En lo económico-social, Xi quiso calmar las aguas al garantizar la vigencia del proceso de “reforma y apertura” mediante el que China se ha desarrollado desde los 80, y prometió “oportunidades para todos” porque “China no se puede desarrollar sin el mundo, y el mundo también necesita a China”. No obstante, los expertos no auguran recetas liberales sino más bien autosuficiencia, marxismo y nacionalismo para reducir los desequilibrios y desigualdades que aún caracterizan el modelo chino.
Por el momento, las bolsas no parecen haber acogido con optimismo el resultado del Congreso, y el índice de referencia de la Bolsa de Hong Kong, el Hang Seng, perdió ayer un 6,4%, por debajo incluso del nivel de algunas jornadas de finales de 2008, durante el estallido de la crisis financiera global.
Ai Weiwei critica una cúpula que “no muestra tener sentimientos”
El artista y activista chino Ai Weiwei dijo que el mediático momento protagonizado por el expresidente Hu Jintao siendo escoltado fuera del congreso del Partido Comunista de este fin de semana refleja “la lucha interna por el poder” en China.
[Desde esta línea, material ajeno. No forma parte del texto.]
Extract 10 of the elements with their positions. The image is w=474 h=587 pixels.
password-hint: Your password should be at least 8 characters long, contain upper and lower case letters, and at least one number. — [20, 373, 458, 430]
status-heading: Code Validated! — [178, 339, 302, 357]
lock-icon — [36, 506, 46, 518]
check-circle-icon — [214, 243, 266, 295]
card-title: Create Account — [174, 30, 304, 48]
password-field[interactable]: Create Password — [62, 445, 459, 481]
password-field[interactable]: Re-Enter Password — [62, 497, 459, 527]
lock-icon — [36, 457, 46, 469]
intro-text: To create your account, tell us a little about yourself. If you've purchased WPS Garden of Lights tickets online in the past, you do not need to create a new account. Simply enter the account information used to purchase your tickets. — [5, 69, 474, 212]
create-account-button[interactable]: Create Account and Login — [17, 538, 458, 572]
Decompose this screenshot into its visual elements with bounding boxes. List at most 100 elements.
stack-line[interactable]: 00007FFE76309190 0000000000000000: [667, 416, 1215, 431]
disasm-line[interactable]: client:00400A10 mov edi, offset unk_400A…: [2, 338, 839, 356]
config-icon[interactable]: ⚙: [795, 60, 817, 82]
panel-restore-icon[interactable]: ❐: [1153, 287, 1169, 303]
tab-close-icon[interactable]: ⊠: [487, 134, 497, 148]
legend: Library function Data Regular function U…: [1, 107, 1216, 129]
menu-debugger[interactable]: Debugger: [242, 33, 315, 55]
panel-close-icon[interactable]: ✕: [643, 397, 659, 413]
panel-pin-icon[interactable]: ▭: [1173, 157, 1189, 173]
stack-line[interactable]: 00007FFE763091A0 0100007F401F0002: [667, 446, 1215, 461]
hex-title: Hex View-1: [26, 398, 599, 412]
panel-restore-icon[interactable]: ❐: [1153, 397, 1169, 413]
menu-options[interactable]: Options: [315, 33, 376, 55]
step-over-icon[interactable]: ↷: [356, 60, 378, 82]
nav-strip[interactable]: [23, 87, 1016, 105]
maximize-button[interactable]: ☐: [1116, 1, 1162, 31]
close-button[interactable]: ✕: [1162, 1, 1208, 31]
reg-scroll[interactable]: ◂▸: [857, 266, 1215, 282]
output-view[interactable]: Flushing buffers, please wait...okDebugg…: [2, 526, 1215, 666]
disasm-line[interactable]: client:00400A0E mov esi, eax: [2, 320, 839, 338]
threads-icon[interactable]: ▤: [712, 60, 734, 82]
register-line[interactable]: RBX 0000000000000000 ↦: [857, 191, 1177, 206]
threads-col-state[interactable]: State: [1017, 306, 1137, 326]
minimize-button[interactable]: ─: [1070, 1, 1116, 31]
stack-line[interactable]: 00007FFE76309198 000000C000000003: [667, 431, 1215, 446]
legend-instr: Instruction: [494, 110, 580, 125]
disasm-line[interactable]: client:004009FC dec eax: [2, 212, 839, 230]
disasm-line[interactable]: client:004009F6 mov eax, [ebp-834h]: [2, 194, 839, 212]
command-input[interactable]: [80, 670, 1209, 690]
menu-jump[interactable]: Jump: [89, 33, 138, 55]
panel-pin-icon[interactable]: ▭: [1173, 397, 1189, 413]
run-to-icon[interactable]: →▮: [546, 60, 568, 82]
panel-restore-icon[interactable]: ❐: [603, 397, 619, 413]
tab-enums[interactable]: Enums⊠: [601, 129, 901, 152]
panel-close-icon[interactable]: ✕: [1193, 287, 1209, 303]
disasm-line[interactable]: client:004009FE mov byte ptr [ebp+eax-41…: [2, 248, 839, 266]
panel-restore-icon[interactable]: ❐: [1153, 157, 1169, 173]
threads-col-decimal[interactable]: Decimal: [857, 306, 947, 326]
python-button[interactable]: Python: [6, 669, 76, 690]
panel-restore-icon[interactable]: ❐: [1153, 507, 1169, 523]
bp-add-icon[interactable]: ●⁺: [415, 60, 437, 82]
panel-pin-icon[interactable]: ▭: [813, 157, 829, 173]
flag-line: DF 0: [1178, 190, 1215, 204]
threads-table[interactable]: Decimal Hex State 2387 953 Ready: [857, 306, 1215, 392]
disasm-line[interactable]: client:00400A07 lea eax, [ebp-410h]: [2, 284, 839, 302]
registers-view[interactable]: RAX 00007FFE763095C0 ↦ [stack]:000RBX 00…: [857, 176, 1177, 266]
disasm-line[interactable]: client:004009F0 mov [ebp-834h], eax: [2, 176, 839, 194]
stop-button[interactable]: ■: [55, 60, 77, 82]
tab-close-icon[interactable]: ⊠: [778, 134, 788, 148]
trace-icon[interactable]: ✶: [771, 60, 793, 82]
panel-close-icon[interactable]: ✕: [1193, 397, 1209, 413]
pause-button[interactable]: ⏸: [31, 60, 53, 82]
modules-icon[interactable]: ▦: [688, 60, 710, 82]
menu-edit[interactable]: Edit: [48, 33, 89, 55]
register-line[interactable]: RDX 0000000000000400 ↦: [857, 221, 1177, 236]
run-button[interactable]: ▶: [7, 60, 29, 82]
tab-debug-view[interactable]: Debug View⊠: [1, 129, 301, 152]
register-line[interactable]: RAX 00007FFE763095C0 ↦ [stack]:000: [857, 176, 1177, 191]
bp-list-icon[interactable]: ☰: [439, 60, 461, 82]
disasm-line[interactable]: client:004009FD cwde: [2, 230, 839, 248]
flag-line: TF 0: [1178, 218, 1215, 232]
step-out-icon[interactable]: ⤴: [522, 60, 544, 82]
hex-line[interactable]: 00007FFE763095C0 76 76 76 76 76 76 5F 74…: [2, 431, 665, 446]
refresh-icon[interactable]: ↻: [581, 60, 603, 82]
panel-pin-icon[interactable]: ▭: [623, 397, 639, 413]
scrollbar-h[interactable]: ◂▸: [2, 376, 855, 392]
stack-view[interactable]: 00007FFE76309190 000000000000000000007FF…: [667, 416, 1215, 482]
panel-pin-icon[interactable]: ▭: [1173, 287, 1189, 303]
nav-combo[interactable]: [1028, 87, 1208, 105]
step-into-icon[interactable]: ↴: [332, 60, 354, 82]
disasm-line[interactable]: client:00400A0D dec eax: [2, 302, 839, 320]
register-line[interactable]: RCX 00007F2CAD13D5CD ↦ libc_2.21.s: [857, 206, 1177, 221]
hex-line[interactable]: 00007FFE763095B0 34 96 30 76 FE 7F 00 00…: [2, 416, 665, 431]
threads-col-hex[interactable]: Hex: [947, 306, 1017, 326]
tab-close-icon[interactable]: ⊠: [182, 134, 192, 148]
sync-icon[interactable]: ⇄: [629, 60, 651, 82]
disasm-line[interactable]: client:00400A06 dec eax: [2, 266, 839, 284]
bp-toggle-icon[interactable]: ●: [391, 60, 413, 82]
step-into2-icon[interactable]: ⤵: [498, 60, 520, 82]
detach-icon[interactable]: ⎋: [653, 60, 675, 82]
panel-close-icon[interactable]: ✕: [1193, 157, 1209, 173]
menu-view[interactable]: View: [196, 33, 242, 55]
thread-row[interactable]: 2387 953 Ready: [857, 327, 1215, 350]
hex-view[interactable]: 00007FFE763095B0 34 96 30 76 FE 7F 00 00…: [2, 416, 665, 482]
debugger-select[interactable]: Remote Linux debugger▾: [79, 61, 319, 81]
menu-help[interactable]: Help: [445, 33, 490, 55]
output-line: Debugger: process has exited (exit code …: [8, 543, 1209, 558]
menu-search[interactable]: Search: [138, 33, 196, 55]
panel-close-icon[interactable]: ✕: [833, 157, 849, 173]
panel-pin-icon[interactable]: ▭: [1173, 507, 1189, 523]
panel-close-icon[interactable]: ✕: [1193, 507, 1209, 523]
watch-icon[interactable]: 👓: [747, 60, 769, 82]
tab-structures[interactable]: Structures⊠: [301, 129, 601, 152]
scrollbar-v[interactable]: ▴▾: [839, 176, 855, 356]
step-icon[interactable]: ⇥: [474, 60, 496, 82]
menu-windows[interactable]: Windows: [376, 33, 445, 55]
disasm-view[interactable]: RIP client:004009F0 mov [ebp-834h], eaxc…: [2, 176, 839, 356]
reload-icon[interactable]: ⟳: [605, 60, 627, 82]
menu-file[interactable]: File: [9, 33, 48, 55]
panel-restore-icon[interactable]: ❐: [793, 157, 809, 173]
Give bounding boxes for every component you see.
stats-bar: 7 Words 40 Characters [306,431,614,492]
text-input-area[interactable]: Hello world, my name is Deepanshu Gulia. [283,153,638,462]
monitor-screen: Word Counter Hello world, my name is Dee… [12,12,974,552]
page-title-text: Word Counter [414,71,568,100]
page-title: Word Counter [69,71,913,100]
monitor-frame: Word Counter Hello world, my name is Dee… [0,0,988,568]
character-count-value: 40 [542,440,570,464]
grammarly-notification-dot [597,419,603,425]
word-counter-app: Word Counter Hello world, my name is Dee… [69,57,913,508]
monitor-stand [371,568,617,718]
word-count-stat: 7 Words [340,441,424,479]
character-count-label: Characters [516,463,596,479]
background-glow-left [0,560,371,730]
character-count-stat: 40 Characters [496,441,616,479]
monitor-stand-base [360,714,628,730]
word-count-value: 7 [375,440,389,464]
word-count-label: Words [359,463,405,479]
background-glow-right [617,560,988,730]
Ese momento “muestra la profunda realidad del núcleo de la sociedad comunista” y es “un muy pequeño vistazo” a “la continua lucha interna por el poder” en el partido desde su fundación en 1921, dijo Ai.
El artista conoció personalmente a Hu, quien asistió al funeral del padre de Ai y al que calificó como “un hombre muy calmado y razonable, pese a ser el líder del Partido Comunista”, y al que asegura que algunos veían como un líder “muy blando”. “Sólo unos segundos sirven para reflejar la expulsión forzosa de un presidente”, guiado por la escolta del presidente y con el gesto simbólico de no dejarle mirar los papeles frente a él, “donde se supone que están escritos los nombres de la nueva cúpula de Xi”, mientras a su alrededor “nadie se movió ni pestañeó”, señaló.
El activista chino cree que la escena “muestra a la cúpula de un Gobierno central o unos líderes desarraigados. Una gran nación de 1.400 millones de personas controlada por un grupo de gente que no tiene respeto, no sólo por las normas, sino que ni siquiera muestran tener sentimientos personales, emociones o siquiera amistad”.